Harry Maguire, bek termahal sejagat, bakal menjalani pekan terpenting dalam hidupnya setelah tampil buruk dan kehilangan tempat di Manchester United. Ia berkesempatan menebus dosa di tim ”Tiga Singa”.
Oleh
YULVIANUS HARJONO
·5 menit baca
AP/DAVE THOMPSON
Ekspresi bek Manchester United, Harry Maguire, saat menghadapi Real Sociedad pada laga Grup E Liga Europa di Stadion Old Trafford, Manchester, Kamis (8/9/2022). MU takluk, 0-1, pada laga itu.
Dua bulan terakhir, di Liga Inggris, tiada pemain lainnya yang lebih patah hati dan terpuruk selain Harry Maguire. Berstatus bek tengah termahal sejagat dengan harga 95,7 juta dollar AS (Rp 1,4 triliun) saat dibeli Manchester United dari Leicester City pada Agustus 2019, Maguire kini lebih sering menjadi ”penonton” di timnya sekaligus bulan-bulanan suporter. Ia bahkan terancam kehilangan ban kapten secara permanen.
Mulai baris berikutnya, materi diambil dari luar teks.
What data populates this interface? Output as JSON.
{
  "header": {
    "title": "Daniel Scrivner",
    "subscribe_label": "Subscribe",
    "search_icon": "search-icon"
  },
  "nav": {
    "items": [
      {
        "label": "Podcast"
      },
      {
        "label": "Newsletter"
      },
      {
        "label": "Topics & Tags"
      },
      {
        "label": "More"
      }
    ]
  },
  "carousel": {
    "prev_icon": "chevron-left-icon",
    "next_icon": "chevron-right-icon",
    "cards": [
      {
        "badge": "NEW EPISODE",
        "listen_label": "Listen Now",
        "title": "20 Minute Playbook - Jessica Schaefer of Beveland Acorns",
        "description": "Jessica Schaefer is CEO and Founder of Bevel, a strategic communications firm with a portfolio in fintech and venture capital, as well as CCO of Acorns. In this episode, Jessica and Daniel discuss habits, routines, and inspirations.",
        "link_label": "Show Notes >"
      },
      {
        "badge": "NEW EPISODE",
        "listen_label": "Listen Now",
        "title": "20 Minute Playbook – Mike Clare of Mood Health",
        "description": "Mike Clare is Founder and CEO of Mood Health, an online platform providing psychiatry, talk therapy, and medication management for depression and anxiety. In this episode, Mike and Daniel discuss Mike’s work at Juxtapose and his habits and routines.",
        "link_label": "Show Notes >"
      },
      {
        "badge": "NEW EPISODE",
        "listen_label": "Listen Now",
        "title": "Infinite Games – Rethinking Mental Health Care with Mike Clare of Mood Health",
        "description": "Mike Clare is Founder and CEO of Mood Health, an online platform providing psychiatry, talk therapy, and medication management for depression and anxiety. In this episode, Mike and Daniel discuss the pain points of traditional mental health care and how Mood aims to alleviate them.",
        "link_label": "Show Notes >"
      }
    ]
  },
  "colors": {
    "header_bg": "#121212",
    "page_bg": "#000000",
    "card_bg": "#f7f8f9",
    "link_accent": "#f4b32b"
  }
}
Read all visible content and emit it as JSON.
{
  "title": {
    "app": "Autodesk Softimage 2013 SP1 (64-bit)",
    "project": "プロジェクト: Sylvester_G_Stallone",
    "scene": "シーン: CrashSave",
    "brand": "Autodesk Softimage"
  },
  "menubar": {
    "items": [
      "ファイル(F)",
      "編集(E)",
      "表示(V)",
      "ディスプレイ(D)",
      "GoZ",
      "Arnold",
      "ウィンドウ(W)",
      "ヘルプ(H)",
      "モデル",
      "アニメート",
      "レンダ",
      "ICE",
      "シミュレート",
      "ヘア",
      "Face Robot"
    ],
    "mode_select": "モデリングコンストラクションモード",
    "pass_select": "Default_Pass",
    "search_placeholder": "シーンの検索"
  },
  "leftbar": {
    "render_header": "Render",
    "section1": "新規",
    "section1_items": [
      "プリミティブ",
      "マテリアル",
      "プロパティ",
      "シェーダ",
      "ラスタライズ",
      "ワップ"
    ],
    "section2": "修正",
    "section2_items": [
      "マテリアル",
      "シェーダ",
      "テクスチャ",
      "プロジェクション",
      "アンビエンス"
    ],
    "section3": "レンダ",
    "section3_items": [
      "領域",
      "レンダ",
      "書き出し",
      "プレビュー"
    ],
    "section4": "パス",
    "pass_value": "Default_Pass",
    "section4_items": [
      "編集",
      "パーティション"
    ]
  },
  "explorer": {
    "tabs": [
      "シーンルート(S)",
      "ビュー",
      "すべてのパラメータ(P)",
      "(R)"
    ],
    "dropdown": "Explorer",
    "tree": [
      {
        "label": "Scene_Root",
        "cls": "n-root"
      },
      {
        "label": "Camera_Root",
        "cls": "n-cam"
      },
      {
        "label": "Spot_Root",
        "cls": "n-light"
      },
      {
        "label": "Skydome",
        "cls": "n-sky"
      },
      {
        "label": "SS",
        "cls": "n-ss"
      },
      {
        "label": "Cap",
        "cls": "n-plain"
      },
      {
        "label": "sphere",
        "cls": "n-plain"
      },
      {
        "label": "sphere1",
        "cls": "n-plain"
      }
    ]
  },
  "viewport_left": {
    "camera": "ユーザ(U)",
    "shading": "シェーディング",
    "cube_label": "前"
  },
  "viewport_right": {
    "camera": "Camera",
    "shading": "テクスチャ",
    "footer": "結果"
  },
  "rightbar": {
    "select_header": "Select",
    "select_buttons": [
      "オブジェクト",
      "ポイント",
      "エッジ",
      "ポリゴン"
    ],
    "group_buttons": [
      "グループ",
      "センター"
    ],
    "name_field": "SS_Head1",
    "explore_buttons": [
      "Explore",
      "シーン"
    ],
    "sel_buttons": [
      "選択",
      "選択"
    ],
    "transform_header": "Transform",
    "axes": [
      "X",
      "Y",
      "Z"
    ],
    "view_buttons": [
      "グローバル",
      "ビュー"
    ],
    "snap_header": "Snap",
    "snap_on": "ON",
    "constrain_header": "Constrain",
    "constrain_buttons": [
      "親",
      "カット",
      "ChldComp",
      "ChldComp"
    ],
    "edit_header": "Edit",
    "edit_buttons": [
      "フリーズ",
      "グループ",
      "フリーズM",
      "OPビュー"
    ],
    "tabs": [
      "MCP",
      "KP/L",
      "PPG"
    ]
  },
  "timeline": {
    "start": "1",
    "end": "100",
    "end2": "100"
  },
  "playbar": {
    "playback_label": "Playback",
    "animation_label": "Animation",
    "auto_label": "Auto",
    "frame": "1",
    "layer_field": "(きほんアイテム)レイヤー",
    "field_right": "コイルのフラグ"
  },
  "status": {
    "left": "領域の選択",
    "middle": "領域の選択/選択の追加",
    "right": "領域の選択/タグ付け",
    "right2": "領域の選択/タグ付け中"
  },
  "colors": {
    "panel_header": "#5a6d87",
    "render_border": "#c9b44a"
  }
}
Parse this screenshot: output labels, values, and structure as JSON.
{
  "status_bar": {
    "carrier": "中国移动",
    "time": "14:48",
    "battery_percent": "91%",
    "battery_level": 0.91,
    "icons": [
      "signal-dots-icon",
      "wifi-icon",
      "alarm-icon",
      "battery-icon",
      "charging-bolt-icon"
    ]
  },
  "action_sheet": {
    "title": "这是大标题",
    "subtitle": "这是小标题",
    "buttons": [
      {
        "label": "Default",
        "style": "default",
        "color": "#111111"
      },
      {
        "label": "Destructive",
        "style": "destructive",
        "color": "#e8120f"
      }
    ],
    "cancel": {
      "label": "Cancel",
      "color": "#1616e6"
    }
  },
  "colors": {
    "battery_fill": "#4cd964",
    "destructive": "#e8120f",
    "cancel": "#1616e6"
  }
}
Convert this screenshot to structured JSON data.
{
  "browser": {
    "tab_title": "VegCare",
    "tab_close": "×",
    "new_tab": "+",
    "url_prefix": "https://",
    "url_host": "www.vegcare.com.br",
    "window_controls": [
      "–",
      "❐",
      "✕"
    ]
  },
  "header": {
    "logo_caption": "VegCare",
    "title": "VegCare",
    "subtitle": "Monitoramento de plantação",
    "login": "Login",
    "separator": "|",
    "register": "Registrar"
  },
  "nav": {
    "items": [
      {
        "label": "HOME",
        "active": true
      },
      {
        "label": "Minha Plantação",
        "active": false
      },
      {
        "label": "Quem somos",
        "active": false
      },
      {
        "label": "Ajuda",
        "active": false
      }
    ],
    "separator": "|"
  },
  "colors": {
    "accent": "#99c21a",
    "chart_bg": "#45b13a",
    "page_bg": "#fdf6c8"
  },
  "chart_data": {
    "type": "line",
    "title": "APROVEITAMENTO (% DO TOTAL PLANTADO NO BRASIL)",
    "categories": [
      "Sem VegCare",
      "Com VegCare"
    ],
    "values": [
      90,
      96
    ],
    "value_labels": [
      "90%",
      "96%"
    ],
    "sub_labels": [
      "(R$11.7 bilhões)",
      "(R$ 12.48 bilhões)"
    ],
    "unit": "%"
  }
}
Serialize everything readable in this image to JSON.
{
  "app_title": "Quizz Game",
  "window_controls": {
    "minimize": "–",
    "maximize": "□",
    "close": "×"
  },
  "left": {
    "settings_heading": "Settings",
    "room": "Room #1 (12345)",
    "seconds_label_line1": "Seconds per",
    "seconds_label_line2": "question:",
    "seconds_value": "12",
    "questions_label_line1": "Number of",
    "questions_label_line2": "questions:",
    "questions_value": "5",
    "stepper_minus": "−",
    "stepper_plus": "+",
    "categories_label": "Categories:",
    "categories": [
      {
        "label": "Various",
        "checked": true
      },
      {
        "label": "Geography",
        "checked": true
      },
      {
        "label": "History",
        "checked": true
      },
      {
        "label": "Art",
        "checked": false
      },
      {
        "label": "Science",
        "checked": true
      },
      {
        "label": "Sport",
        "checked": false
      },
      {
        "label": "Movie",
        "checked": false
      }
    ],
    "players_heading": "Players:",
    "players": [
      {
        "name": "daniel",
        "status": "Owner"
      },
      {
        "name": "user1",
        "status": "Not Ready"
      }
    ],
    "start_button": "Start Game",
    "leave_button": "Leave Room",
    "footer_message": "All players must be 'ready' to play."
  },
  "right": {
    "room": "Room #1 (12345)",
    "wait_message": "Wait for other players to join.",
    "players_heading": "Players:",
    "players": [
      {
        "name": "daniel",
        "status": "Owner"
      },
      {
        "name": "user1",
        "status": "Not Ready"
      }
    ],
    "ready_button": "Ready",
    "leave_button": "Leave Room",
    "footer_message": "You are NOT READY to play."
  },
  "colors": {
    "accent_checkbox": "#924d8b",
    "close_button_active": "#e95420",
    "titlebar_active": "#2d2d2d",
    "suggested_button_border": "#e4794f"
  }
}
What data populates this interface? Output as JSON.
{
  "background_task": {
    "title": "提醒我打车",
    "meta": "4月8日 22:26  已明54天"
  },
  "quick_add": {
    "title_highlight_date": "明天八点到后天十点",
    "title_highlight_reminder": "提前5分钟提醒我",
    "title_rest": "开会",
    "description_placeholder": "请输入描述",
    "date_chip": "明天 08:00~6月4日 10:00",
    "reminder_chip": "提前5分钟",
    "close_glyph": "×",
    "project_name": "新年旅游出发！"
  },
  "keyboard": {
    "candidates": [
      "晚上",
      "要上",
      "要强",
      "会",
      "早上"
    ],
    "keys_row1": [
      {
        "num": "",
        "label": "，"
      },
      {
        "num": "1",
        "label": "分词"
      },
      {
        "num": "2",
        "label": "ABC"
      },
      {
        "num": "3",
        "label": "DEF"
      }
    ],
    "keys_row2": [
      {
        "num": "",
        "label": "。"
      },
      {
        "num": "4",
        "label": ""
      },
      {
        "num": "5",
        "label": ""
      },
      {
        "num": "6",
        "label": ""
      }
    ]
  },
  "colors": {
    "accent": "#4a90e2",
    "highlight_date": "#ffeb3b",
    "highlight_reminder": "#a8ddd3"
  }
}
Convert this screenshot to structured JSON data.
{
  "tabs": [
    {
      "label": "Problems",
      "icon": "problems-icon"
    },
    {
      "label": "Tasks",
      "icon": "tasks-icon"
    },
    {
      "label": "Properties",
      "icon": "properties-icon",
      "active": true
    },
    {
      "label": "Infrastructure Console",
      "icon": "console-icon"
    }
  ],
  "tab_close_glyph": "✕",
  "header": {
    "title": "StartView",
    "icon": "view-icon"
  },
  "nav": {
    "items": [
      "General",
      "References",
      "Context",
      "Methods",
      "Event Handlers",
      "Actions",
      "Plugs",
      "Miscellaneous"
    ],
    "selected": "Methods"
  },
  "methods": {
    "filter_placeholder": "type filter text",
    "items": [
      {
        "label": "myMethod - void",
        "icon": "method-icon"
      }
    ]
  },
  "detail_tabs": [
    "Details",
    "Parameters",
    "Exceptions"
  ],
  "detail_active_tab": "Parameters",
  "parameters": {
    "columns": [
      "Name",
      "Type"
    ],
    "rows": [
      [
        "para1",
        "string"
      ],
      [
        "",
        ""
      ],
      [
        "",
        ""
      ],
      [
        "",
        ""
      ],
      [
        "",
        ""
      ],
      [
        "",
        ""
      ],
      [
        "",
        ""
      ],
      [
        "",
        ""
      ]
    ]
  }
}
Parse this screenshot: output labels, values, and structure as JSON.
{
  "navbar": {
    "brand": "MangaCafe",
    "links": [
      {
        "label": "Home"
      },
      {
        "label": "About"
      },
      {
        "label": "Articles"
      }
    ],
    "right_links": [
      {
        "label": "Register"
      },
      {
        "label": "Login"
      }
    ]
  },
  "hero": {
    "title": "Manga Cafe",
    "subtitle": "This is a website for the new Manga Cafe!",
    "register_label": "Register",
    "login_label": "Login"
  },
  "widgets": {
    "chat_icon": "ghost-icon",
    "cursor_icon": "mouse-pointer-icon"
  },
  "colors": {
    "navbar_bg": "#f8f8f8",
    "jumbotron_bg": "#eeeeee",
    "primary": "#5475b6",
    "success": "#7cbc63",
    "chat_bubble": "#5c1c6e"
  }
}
Nama Maguire kembali menjadi sorotan setelah CIES Football Observatory, Senin (19/9/2022), merilis hasil studinya yang mengungkap ”Setan Merah” adalah klub paling konyol sejagat dalam hal pembelian pemain. Mereka dinilai overpaid alias membayar terlalu banyak untuk sejumlah pemain, termasuk Maguire, sejak lengsernya Manajer Sir Alex Ferguson, satu dekade lalu.
Total 2,4 miliar dollar AS (Rp 35 triliun) telah dihabiskan MU untuk belanja pemain sejak musim 2012-2013. Angka itu termasuk yang tertinggi sejagat. Namun, mayoritas bintang baru itu gagal bersinar. Buktinya, tidak sekalipun mereka menjadi juara Liga Inggris sejak 2013. Prestasi terbaik mereka di kompetisi domestik pada era pemborosan itu adalah Piala FA pada 2016 dan Piala Liga Inggris pada 2017.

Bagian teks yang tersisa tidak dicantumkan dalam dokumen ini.